Jeff Mermelstein's photography career combines personal photographs with assignments for publications such as LIFE, The New Yorker, and The New York Times Magazine. In the tradition of photographers such as Helen Levitt, he has photographed street life in New York City as well as September 11th and its aftermath. His works are held by institutions including in the collections of the Museum of Modern Art, the Whitney Museum of American Art, the Art Institute of Chicago, the International Museum of Photography at George Eastman House, and the New York Public Library. He has received the Aaron Siskind Foundation Individual Photographer's Fellowship and the European Publishers Award for Photography. Mermelstein has taught at the International Center of Photography since 1988.
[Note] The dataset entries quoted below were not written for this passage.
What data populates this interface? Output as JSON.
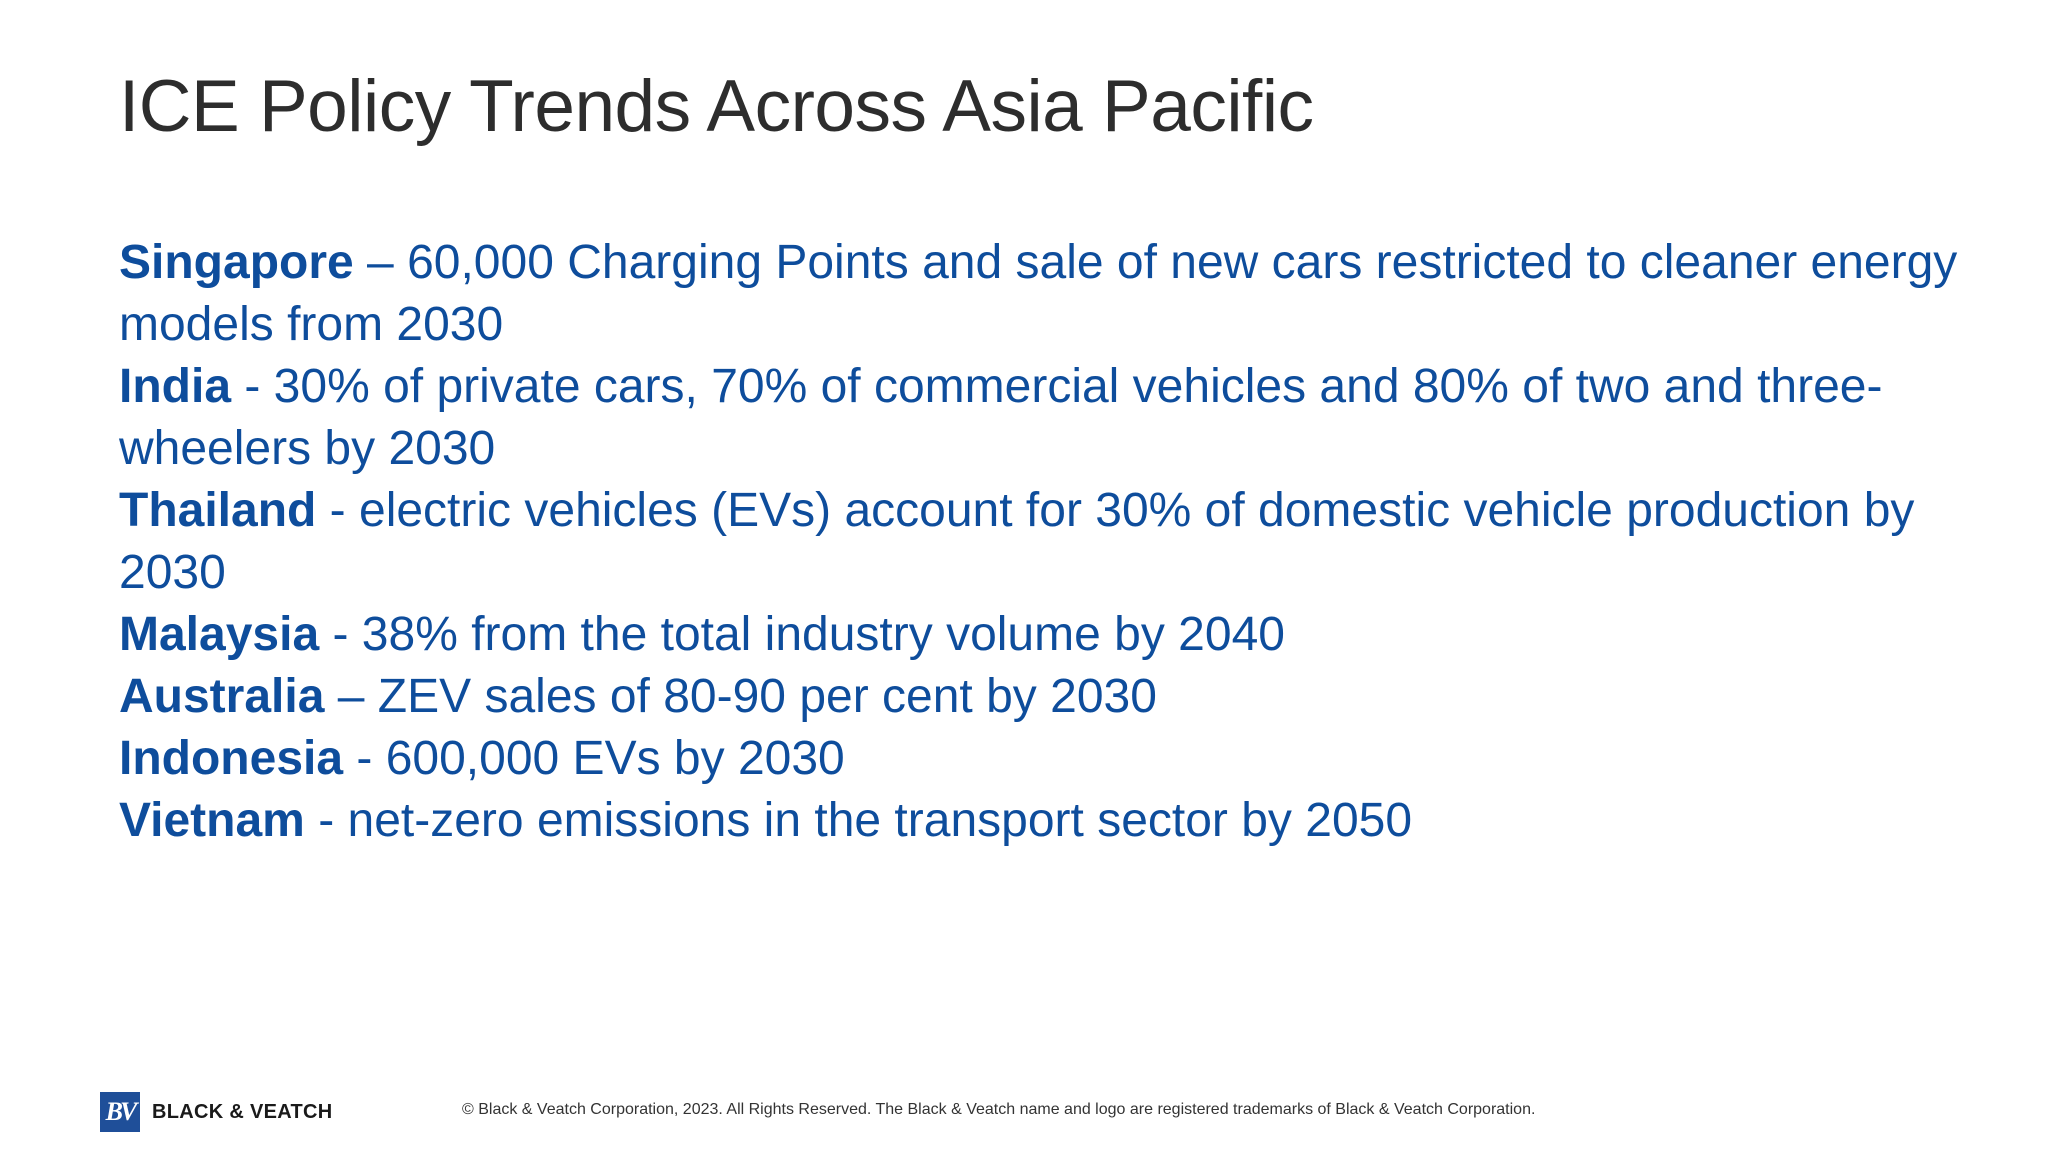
{
  "slide": {
    "title": "ICE Policy Trends Across Asia Pacific",
    "entries": [
      {
        "country": "Singapore",
        "text": " – 60,000 Charging Points and sale of new cars restricted to cleaner energy models from 2030"
      },
      {
        "country": "India",
        "text": " - 30% of private cars, 70% of commercial vehicles and 80% of two and three-wheelers by 2030"
      },
      {
        "country": "Thailand",
        "text": " - electric vehicles (EVs) account for 30% of domestic vehicle production by 2030"
      },
      {
        "country": "Malaysia",
        "text": " - 38% from the total industry volume by 2040"
      },
      {
        "country": "Australia",
        "text": " – ZEV sales of 80-90 per cent by 2030"
      },
      {
        "country": "Indonesia",
        "text": " - 600,000 EVs by 2030"
      },
      {
        "country": "Vietnam",
        "text": " - net-zero emissions in the transport sector by 2050"
      }
    ]
  },
  "footer": {
    "logo_mark": "BV",
    "logo_text": "BLACK & VEATCH",
    "copyright": "© Black & Veatch Corporation, 2023. All Rights Reserved. The Black & Veatch name and logo are registered trademarks of Black & Veatch Corporation."
  },
  "colors": {
    "title": "#2d2d2d",
    "body": "#0e4d9c",
    "logo": "#1f4f99"
  }
}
Gulnara Samoilova is a photographer, author, and the founder of Women Street Photographers. With over 40 years combined experience as a documentary and street photographer, artist, darkroom printer, photojournalist, and photo editor, Samoilova transformed the successful Instagram feed,
@WomenStreetPhotographers, into a platform for women photographers from around the globe, launching a
website, traveling exhibitions, artist residency, and photography book,
Women Street Photographers. A former Associated Press photojournalist, Samoilova received national and international awards for her iconic photographs of September 11, including first prize in the World Press Photo competition. Samoilova’s work is a part of major collections such as the Museum of the City of New York, The New York Public Library, New York Historical Society, and Houston Museum of Fine Arts.